1873 – 1880

A Legendary Part of Canadian Development

In 1873, the government of what was then Canada established a special force called the North West Mounted Police to cope with a major situation in the West. That force was to put an end to illegal whiskey trading among the Indians, to thieving, plunder and murder. They were to erect Forts that would establish a Canadian presence in the West and open it for peaceful development.
The following year this 300-man mounted force left Dufferin, Manitoba on July 8 and made their historical march westward and northwestward deep into the little known North West Territories. In just under 4 torturous months they reached the Rockies in October, 1874.

Strategically located forts were quickly erected:

  • Fort MacLeod in the Fall of 1874
  • Fort Walsh in the Summer of 1875
  • Fort Calgary in the Fall of 1875
  • Fort Saskatchewan in 1875

And several others, plus small detachments throughout an area almost equal to that of France and Germany combined.
About 27,000 Indians of differing and often warring tribes occupied this space.

During these early days of the West, the Americans were experiencing great troubles with their Indians. Cruelty, bitterness and bloodshed coupled with great losses of human life and the expenditure of millions of US tax dollars were all part of the American settlement of areas where American Indians used to roam.

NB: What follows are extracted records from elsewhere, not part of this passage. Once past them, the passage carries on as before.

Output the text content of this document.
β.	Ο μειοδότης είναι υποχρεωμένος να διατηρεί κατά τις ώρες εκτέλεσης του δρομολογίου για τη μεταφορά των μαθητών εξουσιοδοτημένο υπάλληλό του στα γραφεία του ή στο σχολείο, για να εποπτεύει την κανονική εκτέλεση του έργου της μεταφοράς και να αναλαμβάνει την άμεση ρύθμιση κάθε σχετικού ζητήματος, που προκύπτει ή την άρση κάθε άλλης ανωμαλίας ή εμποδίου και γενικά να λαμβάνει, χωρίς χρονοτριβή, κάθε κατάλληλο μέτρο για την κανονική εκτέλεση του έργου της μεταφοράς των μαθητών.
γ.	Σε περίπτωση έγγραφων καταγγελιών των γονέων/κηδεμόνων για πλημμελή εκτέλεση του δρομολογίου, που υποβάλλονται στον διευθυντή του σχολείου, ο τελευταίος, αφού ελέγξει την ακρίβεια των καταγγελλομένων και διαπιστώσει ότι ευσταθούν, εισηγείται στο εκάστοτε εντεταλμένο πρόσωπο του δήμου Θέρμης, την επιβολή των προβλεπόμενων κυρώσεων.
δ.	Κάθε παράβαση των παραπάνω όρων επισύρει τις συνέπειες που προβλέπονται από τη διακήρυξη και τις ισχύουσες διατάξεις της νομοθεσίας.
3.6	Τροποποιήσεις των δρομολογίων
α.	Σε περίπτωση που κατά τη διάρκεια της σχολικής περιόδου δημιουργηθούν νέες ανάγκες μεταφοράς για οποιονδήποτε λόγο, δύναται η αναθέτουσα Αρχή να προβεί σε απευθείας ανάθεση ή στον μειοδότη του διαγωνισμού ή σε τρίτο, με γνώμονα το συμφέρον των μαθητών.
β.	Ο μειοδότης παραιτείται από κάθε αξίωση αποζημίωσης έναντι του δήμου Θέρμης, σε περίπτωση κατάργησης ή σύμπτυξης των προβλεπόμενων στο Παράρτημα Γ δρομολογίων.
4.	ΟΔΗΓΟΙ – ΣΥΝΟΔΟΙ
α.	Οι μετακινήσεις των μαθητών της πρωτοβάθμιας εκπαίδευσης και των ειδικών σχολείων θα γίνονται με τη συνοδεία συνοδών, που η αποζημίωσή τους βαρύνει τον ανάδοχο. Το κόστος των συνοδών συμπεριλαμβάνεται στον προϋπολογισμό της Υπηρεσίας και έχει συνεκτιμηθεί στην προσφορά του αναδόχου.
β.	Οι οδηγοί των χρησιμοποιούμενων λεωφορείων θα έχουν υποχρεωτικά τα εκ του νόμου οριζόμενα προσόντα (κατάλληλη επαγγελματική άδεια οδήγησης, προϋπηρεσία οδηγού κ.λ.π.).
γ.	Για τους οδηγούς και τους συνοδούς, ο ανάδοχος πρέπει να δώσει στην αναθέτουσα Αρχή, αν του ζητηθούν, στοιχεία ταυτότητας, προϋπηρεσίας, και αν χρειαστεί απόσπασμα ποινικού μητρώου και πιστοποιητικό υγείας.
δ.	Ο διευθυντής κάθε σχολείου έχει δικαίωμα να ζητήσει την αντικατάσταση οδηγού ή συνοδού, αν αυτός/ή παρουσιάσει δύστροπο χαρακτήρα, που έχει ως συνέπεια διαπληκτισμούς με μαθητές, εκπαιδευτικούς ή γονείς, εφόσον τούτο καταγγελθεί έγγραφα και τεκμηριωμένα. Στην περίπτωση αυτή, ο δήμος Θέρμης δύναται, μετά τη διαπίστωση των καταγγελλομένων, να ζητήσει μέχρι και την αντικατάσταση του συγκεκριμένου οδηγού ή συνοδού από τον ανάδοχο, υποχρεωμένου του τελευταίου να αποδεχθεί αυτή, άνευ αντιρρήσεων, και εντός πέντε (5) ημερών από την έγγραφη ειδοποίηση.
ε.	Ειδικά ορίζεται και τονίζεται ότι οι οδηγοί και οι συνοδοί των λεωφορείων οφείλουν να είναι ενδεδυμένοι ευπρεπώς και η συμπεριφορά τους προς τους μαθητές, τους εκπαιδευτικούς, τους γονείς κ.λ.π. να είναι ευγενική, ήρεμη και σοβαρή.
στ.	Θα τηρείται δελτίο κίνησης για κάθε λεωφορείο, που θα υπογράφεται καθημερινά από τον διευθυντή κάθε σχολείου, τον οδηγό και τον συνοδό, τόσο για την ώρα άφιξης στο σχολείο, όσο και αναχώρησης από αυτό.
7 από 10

Canada was able to avoid similar trouble by fair treatment and diplomacy extended by the North West Mounted Police, who made the North West Territories safe before the settlers came for peaceful, secure settlement.

During these early days the Force’s legendary reputation to “Maintain the Right” was forged through intimate knowledge of the land and its people combined with fairness, dogged determination and courage, combined with long hours of hard work.

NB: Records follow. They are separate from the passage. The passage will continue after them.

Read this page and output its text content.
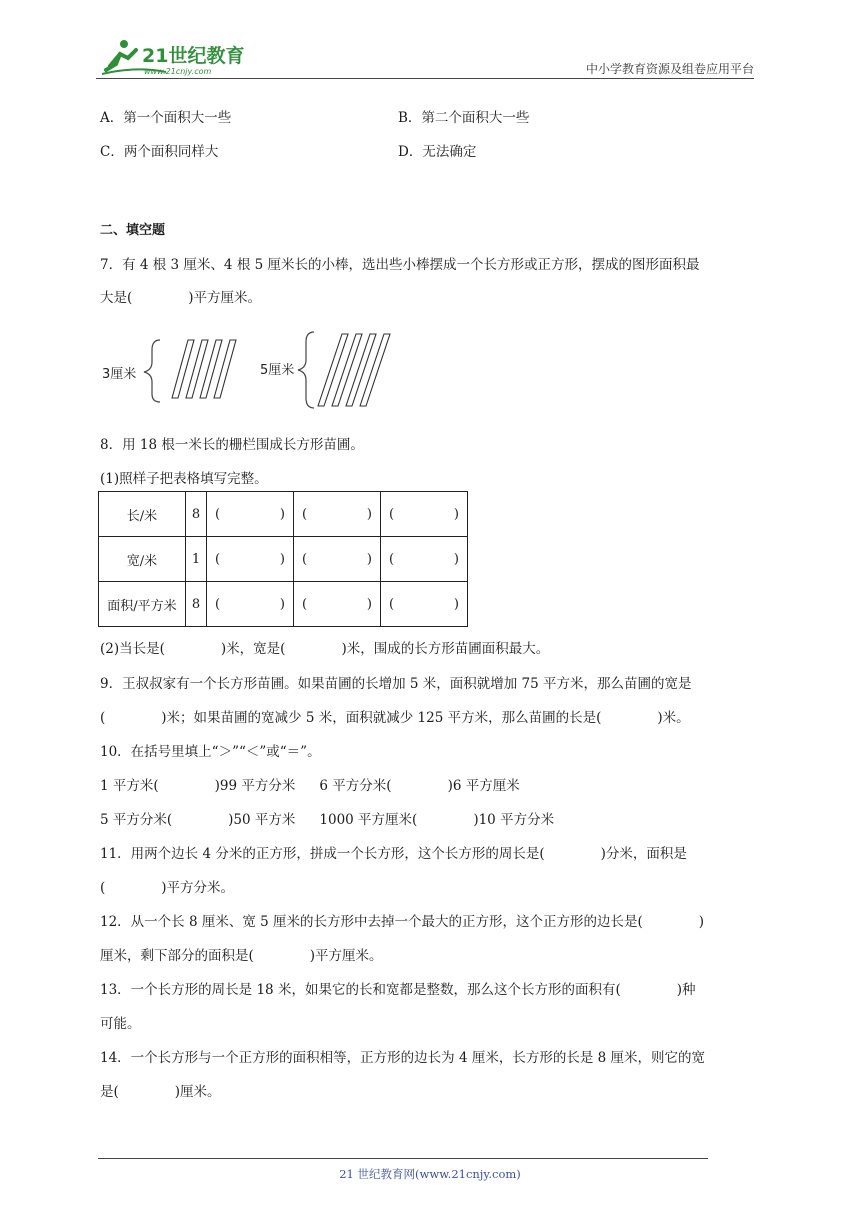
21世纪教育
www.21cnjy.com	中小学教育资源及组卷应用平台
A．第一个面积大一些	B．第二个面积大一些
C．两个面积同样大	D．无法确定
二、填空题
7．有 4 根 3 厘米、4 根 5 厘米长的小棒，选出些小棒摆成一个长方形或正方形，摆成的图形面积最
大是(	)平方厘米。
3厘米	5厘米
8．用 18 根一米长的栅栏围成长方形苗圃。
(1)照样子把表格填写完整。
长/米	8	( )	( )	( )

宽/米	1	( )	( )	( )

面积/平方米	8	( )	( )	( )
(2)当长是(	)米，宽是(	)米，围成的长方形苗圃面积最大。
9．王叔叔家有一个长方形苗圃。如果苗圃的长增加 5 米，面积就增加 75 平方米，那么苗圃的宽是
(	)米；如果苗圃的宽减少 5 米，面积就减少 125 平方米，那么苗圃的长是(	)米。
10．在括号里填上“＞”“＜”或“＝”。
1 平方米(	)99 平方分米 6 平方分米(	)6 平方厘米
5 平方分米(	)50 平方米 1000 平方厘米(	)10 平方分米
11．用两个边长 4 分米的正方形，拼成一个长方形，这个长方形的周长是(	)分米，面积是
(	)平方分米。
12．从一个长 8 厘米、宽 5 厘米的长方形中去掉一个最大的正方形，这个正方形的边长是(	)
厘米，剩下部分的面积是(	)平方厘米。
13．一个长方形的周长是 18 米，如果它的长和宽都是整数，那么这个长方形的面积有(	)种
可能。
14．一个长方形与一个正方形的面积相等，正方形的边长为 4 厘米，长方形的长是 8 厘米，则它的宽
是(	)厘米。
21 世纪教育网(www.21cnjy.com)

The illegal whiskey trading was quickly suppressed. Courageous conduct coupled with fairness and good judgement soon earned the Mounted Police and enviable rapport with the Indians and the few whites who then lived in the Territories.

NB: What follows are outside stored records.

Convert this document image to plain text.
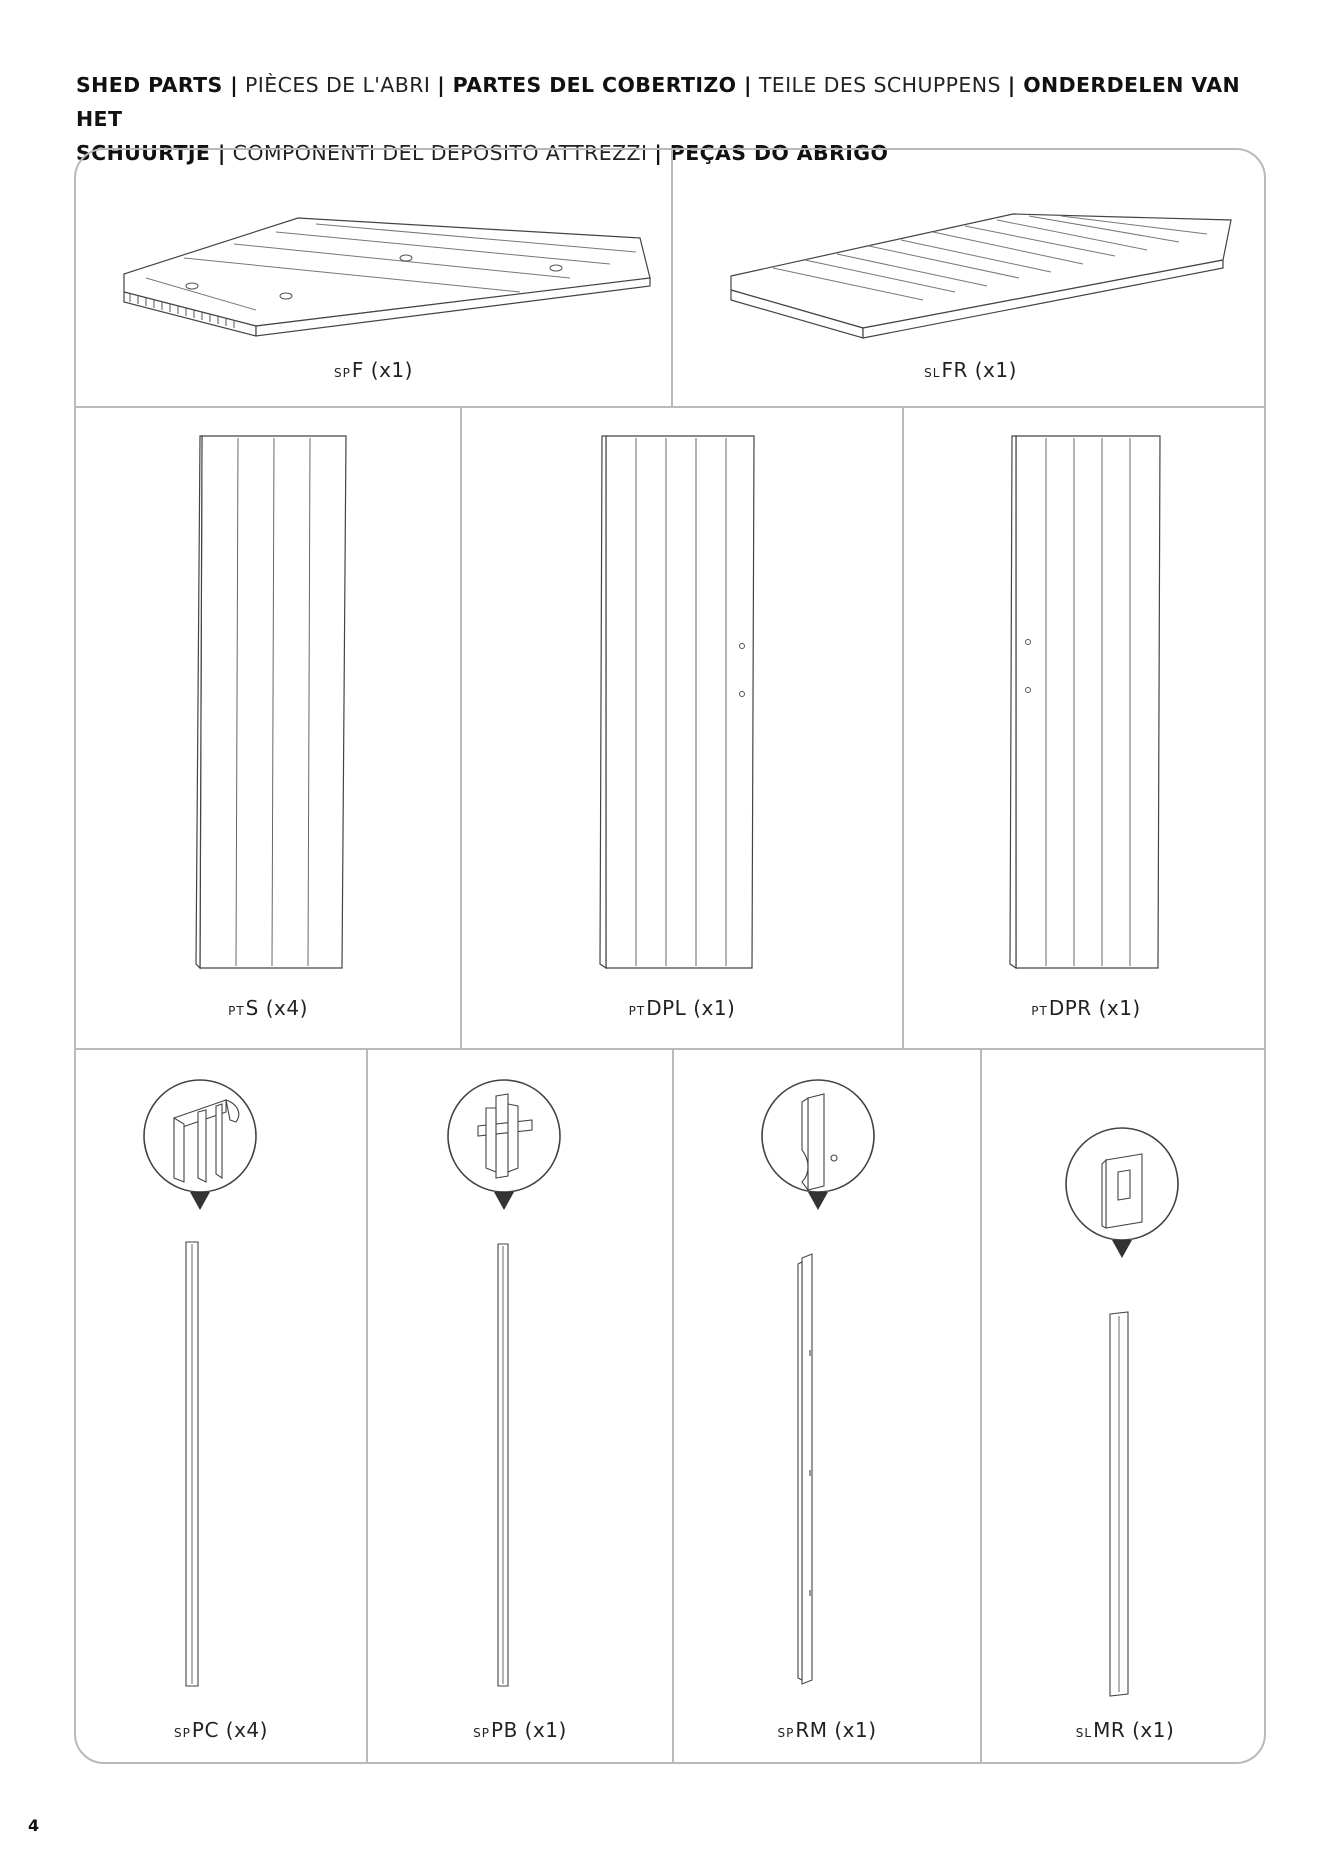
SHED PARTS | PIÈCES DE L'ABRI | PARTES DEL COBERTIZO | TEILE DES SCHUPPENS | ONDERDELEN VAN HET
SCHUURTJE | COMPONENTI DEL DEPOSITO ATTREZZI | PEÇAS DO ABRIGO
SPF (x1)	SLFR (x1)
PTS (x4)	PTDPL (x1)	PTDPR (x1)
SPPC (x4)	SPPB (x1)	SPRM (x1)	SLMR (x1)
4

The biggest challenge to peace began in 1876 when warlike Sioux retreated into Canada after slaughtering Lieutenant-Colonel George A. Custer and 263 soldiers of the 7th Calvary which he had commanded at Little Bighorn
Eventually there were 6000 Sioux in the Cypress Hills under Chief Sitting Bull with only a handful of Mounted Police under Superintendent James Morrow Walsh to control them.
Despite grave and often dangerous they succeeded by fair and peaceful means and by 1881 all of the US Indians had returned to the U.S.A.

Then the Blackfoot Nation gathered in 1877 to sign the treaty confining them to reservation, Crowfoot, their legendary Chief who had been wounded over a dozen times in his many battles summarized his people’s feelings:

“If the Police had not come to the country, where would we all be now? Bad men and whiskey were killing us so fast that very few, indeed, of us would have been left today. The Police have protected us as the feathers of the bird protect it from the frosts of winter. I wish them all good, and trust that all our hearts will increase in goodness from this time forward. I am satisfied. I will sign the treaty.”

Thus the tribes of the Blackfoot Confederacy were allotted reservations totaling over 930, 000 acres and 50,000 square miles of territory were surrendered to Canada.